Parallel dazu entstanden im 19. Jahrhundert auch die ersten Einrichtungen für Behinderte, Armen- und Mädchenschulen, Kinderschutzkommissionen und Jünglingsvereine. Auch die Wurzeln des Kindergartens fallen in diese Zeit. Hier stand die kindliche Persönlichkeit im Vordergrund, die von qualifizierten Berufserziehern gefördert werden sollte (Jordan 2015: S.41)

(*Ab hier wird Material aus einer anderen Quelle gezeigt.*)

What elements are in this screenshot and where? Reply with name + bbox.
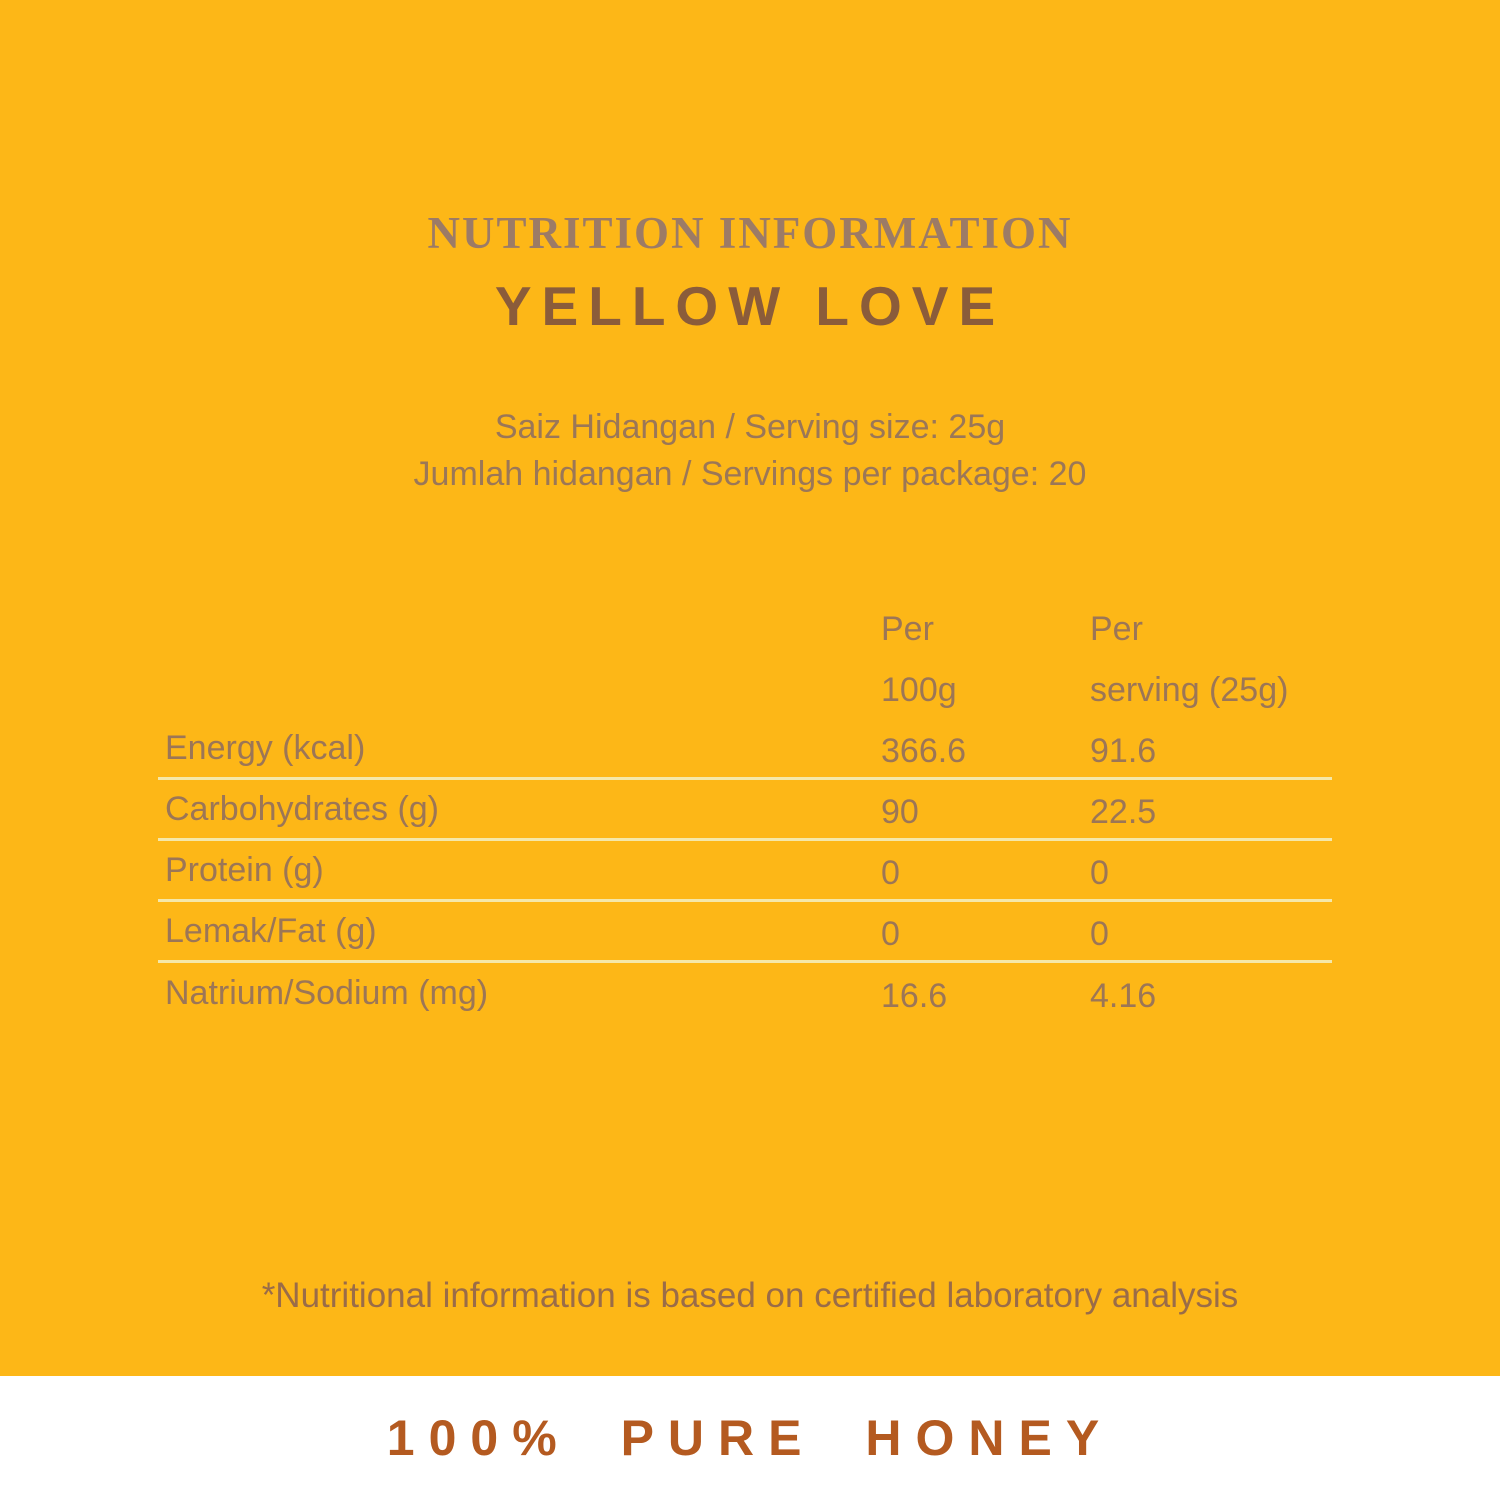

2.4 Begrenzung der Kinderarbeit
Kindern unter 14 Jahren oder noch schulpflichtigen Kindern war die Kinderarbeit eine regelmäßige Beschäftigung in Gewerbe, Land- oder Hauswirtschaft. Sie dehnte sich Ende des 18. Jahrhunderts mit Beginn der Industrialisierung aus und hatte schwere gesundheitliche und moralische Schädigungen der Kinder zur Folge. Bekämpft wurden die Auswüchse der Kinderarbeit zuerst in Preußen durch das „Regulativ über die Beschäftigung von Jugendlichen in Fabriken“ vom 6. April 1839, dann durch die gesetzlichen Bestimmungen der Gewerbeordnung und das Kinderschutzgesetz von 1903. Für Kinder unter neun Jahren sowie Kinder unter sechzehn Jahren, die noch keinen dreijährigen Schulunterricht erhalten hatten, galt dieses Arbeitsverbot. Die Arbeitszeit wurde auf zehn Stunden täglich beschränkt und die Nacht- und Sonntagsarbeit wurde für unter sechzehnjährige verboten.

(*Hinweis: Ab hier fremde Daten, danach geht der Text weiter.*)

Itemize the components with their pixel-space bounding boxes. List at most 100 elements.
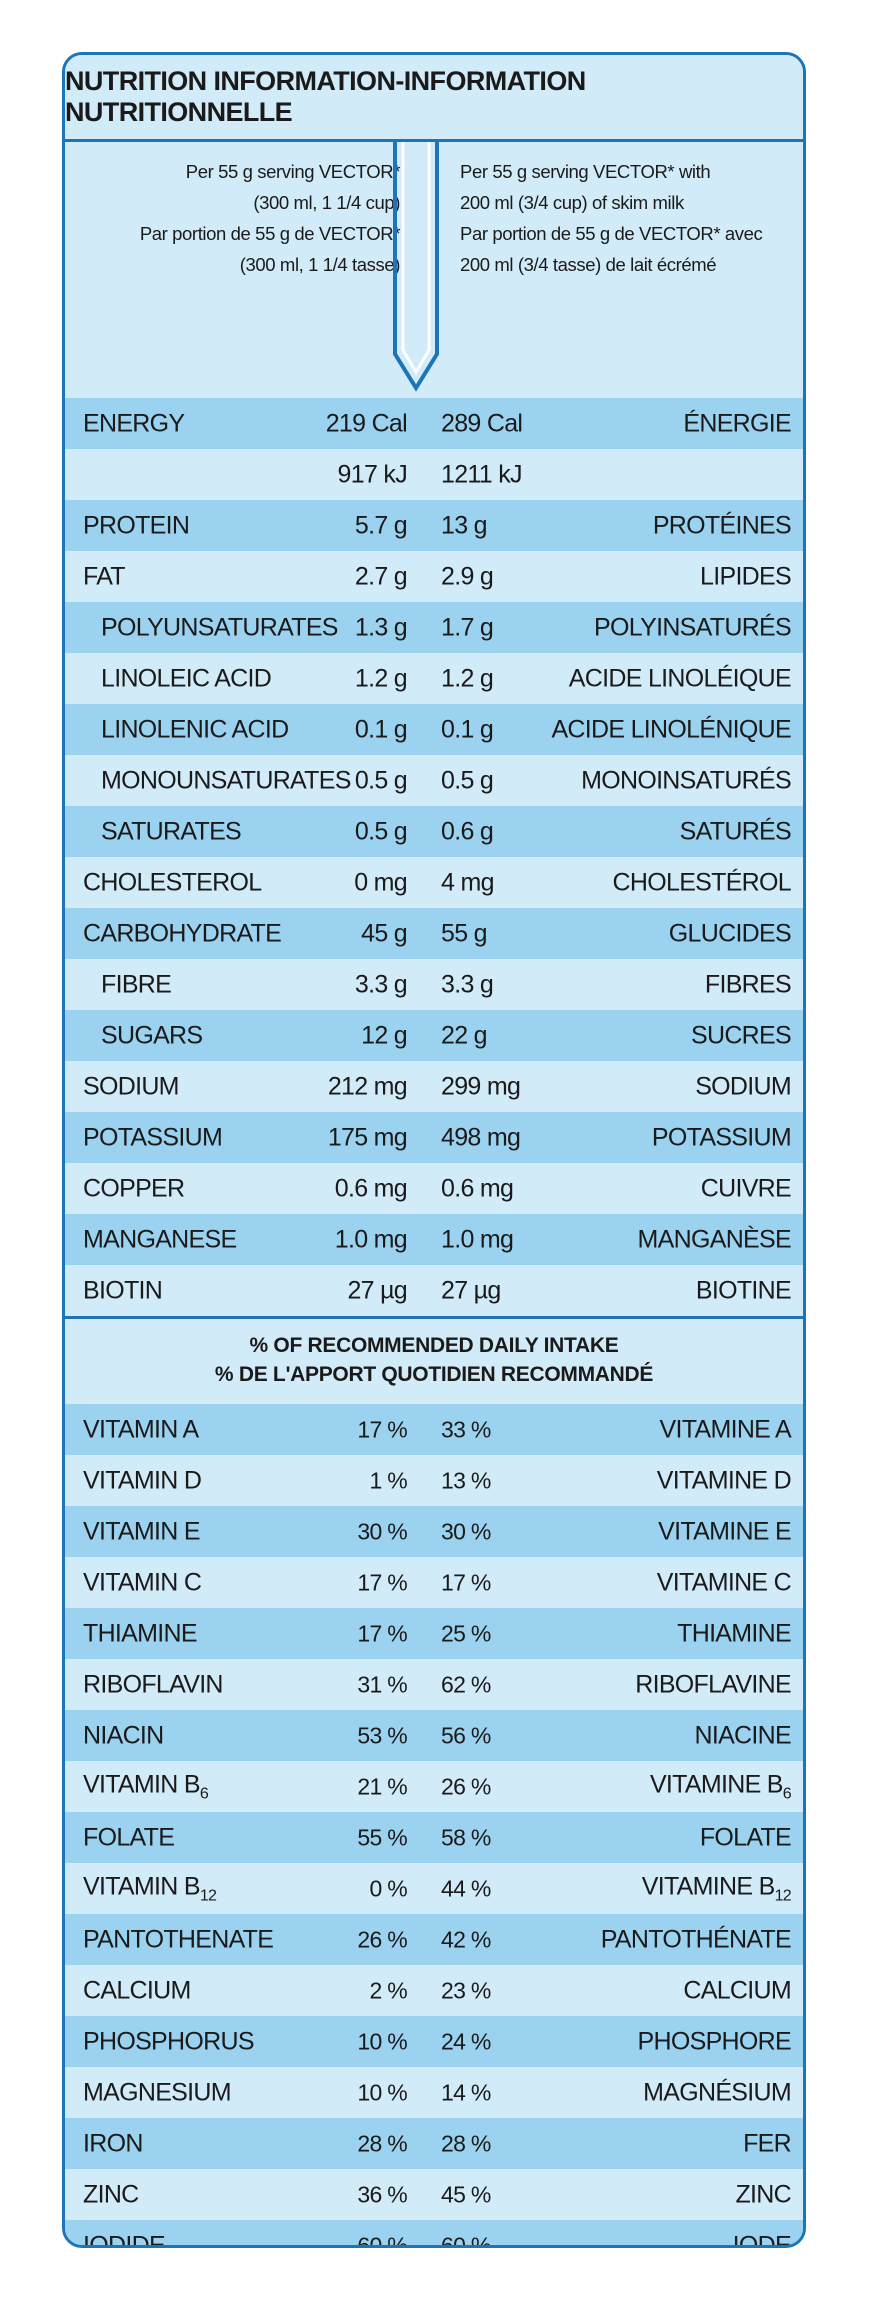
percent-with-milk: 58 % <box>441 1824 491 1850</box>
table-row: 917 kJ 1211 kJ <box>65 449 803 500</box>
table-row: LINOLENIC ACID 0.1 g 0.1 g ACIDE LINOLÉN… <box>65 704 803 755</box>
vitamin-name-en: IRON <box>83 2129 143 2157</box>
table-row: IODIDE 60 % 60 % IODE <box>65 2220 803 2248</box>
percent-with-milk: 45 % <box>441 2181 491 2207</box>
subscript-number: 12 <box>774 1887 792 1904</box>
nutrient-name-fr: BIOTINE <box>695 1276 792 1304</box>
vitamin-name-en: RIBOFLAVIN <box>83 1670 223 1698</box>
table-row: SODIUM 212 mg 299 mg SODIUM <box>65 1061 803 1112</box>
serving-line: Per 55 g serving VECTOR* <box>185 161 401 182</box>
table-row: FIBRE 3.3 g 3.3 g FIBRES <box>65 959 803 1010</box>
table-row: FOLATE 55 % 58 % FOLATE <box>65 1812 803 1863</box>
percent-with-milk: 14 % <box>441 2079 491 2105</box>
vitamin-name-fr: IODE <box>732 2231 792 2248</box>
nutrient-name-en: SUGARS <box>101 1021 203 1049</box>
vitamin-name-en: ZINC <box>83 2180 139 2208</box>
vitamin-name-fr: CALCIUM <box>683 1976 791 2004</box>
nutrient-name-en: LINOLEIC ACID <box>101 664 272 692</box>
value-per-serving: 0.5 g <box>354 766 408 794</box>
vitamin-name-fr: FER <box>743 2129 792 2157</box>
vitamin-name-fr: VITAMINE B12 <box>641 1872 792 1904</box>
nutrient-name-fr: CUIVRE <box>700 1174 792 1202</box>
serving-header: Per 55 g serving VECTOR* (300 ml, 1 1/4 … <box>65 142 803 398</box>
value-per-serving: 212 mg <box>327 1072 408 1100</box>
vitamin-name-fr: ZINC <box>735 2180 791 2208</box>
percent-per-serving: 28 % <box>357 2130 407 2156</box>
nutrient-name-en: MANGANESE <box>83 1225 237 1253</box>
nutrient-name-en: CARBOHYDRATE <box>83 919 282 947</box>
nutrient-name-fr: SATURÉS <box>679 817 792 845</box>
serving-line: Per 55 g serving VECTOR* with <box>460 161 711 182</box>
percent-per-serving: 21 % <box>357 1773 407 1799</box>
percent-per-serving: 17 % <box>357 1569 407 1595</box>
vitamin-name-fr: FOLATE <box>699 1823 792 1851</box>
nutrient-name-en: BIOTIN <box>83 1276 163 1304</box>
table-row: VITAMIN D 1 % 13 % VITAMINE D <box>65 1455 803 1506</box>
nutrient-name-fr: MONOINSATURÉS <box>581 766 792 794</box>
daily-intake-heading-fr: % DE L'APPORT QUOTIDIEN RECOMMANDÉ <box>214 1363 654 1386</box>
vitamin-name-en: VITAMIN B12 <box>83 1872 217 1904</box>
nutrient-name-en: MONOUNSATURATES <box>101 766 351 794</box>
nutrient-table: ENERGY 219 Cal 289 Cal ÉNERGIE 917 kJ 12… <box>65 398 803 2248</box>
nutrient-name-en: SODIUM <box>83 1072 180 1100</box>
vitamin-name-en: VITAMIN A <box>83 1415 199 1443</box>
percent-with-milk: 24 % <box>441 2028 491 2054</box>
value-with-milk: 299 mg <box>441 1072 521 1100</box>
nutrient-name-fr: ÉNERGIE <box>683 409 791 437</box>
table-row: VITAMIN E 30 % 30 % VITAMINE E <box>65 1506 803 1557</box>
serving-description-with-milk: Per 55 g serving VECTOR* with 200 ml (3/… <box>460 156 800 280</box>
nutrient-name-en: LINOLENIC ACID <box>101 715 289 743</box>
table-row: IRON 28 % 28 % FER <box>65 2118 803 2169</box>
daily-intake-heading-en: % OF RECOMMENDED DAILY INTAKE <box>249 1334 619 1357</box>
value-with-milk: 289 Cal <box>441 409 523 437</box>
vitamin-name-fr: RIBOFLAVINE <box>635 1670 791 1698</box>
table-row: VITAMIN A 17 % 33 % VITAMINE A <box>65 1404 803 1455</box>
percent-per-serving: 26 % <box>357 1926 407 1952</box>
nutrient-name-fr: CHOLESTÉROL <box>612 868 792 896</box>
value-per-serving: 3.3 g <box>354 970 408 998</box>
value-with-milk: 27 µg <box>441 1276 501 1304</box>
serving-line: (300 ml, 1 1/4 tasse) <box>239 254 401 275</box>
value-per-serving: 1.0 mg <box>334 1225 408 1253</box>
value-with-milk: 55 g <box>441 919 488 947</box>
percent-per-serving: 17 % <box>357 1620 407 1646</box>
value-per-serving: 5.7 g <box>354 511 408 539</box>
percent-with-milk: 56 % <box>441 1722 491 1748</box>
percent-with-milk: 17 % <box>441 1569 491 1595</box>
panel-title: NUTRITION INFORMATION-INFORMATION NUTRIT… <box>65 55 803 142</box>
value-with-milk: 22 g <box>441 1021 488 1049</box>
table-row: FAT 2.7 g 2.9 g LIPIDES <box>65 551 803 602</box>
vitamin-name-en: IODIDE <box>83 2231 166 2248</box>
value-with-milk: 2.9 g <box>441 562 494 590</box>
table-row: PHOSPHORUS 10 % 24 % PHOSPHORE <box>65 2016 803 2067</box>
table-row: NIACIN 53 % 56 % NIACINE <box>65 1710 803 1761</box>
value-with-milk: 3.3 g <box>441 970 494 998</box>
table-row: POTASSIUM 175 mg 498 mg POTASSIUM <box>65 1112 803 1163</box>
nutrient-name-en: PROTEIN <box>83 511 190 539</box>
value-with-milk: 0.6 g <box>441 817 494 845</box>
vitamin-name-en: VITAMIN E <box>83 1517 201 1545</box>
nutrient-name-fr: GLUCIDES <box>668 919 792 947</box>
table-row: RIBOFLAVIN 31 % 62 % RIBOFLAVINE <box>65 1659 803 1710</box>
subscript-number: 6 <box>199 1785 209 1802</box>
vitamin-name-fr: VITAMINE B6 <box>649 1770 792 1802</box>
nutrient-name-en: CHOLESTEROL <box>83 868 262 896</box>
value-per-serving: 0.1 g <box>354 715 408 743</box>
value-per-serving: 1.3 g <box>354 613 408 641</box>
serving-line: 200 ml (3/4 cup) of skim milk <box>460 192 684 213</box>
vitamin-name-en: VITAMIN C <box>83 1568 202 1596</box>
serving-line: 200 ml (3/4 tasse) de lait écrémé <box>460 254 717 275</box>
table-row: SUGARS 12 g 22 g SUCRES <box>65 1010 803 1061</box>
nutrient-name-fr: POLYINSATURÉS <box>594 613 792 641</box>
table-row: POLYUNSATURATES 1.3 g 1.7 g POLYINSATURÉ… <box>65 602 803 653</box>
nutrient-name-fr: POTASSIUM <box>651 1123 792 1151</box>
percent-per-serving: 1 % <box>369 1467 407 1493</box>
table-row: MAGNESIUM 10 % 14 % MAGNÉSIUM <box>65 2067 803 2118</box>
nutrient-name-en: SATURATES <box>101 817 242 845</box>
table-row: MONOUNSATURATES 0.5 g 0.5 g MONOINSATURÉ… <box>65 755 803 806</box>
percent-per-serving: 10 % <box>357 2079 407 2105</box>
nutrition-facts-panel: NUTRITION INFORMATION-INFORMATION NUTRIT… <box>62 52 806 2248</box>
table-row: MANGANESE 1.0 mg 1.0 mg MANGANÈSE <box>65 1214 803 1265</box>
vitamin-name-fr: MAGNÉSIUM <box>643 2078 792 2106</box>
value-with-milk: 0.1 g <box>441 715 494 743</box>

2.5 Die Situation der Jugendlichen in der Weimarer Republik
In der Zweiten Hälfte des 19. Jahrhunderts entstanden abgesehen von kirchlichen Jugendverbänden auch andere bürgerlich-nationale Bildungs- und Erziehungsvereine. Auch den Institutionen bedeutete die gesellschaftliche und nationale Erziehung, sinnvolle Freizeitausfüllung, berufliche Fortbildung, religiössittliche Beeinflussung etc. sehr viel. Die präventiven Maßnahmen einer Verwahrlosung der Jugendlichen spielten eine große Rolle, viele verschiedene Neuansätze der Erziehung entwickelten sich zu Beginn des 20. Jahrhunderts. Die deutsche Jugendbewegung war an dieser Stelle recht prägend. Diese händigte sich durch „die Entdeckung der Natur und des Wanderns; die Entdeckung der jugendlichen Gleichaltrigengruppe als besonderen Erlebnis- und Selbsterziehungsbereich (...)“ (Giesecke, 1982) aus.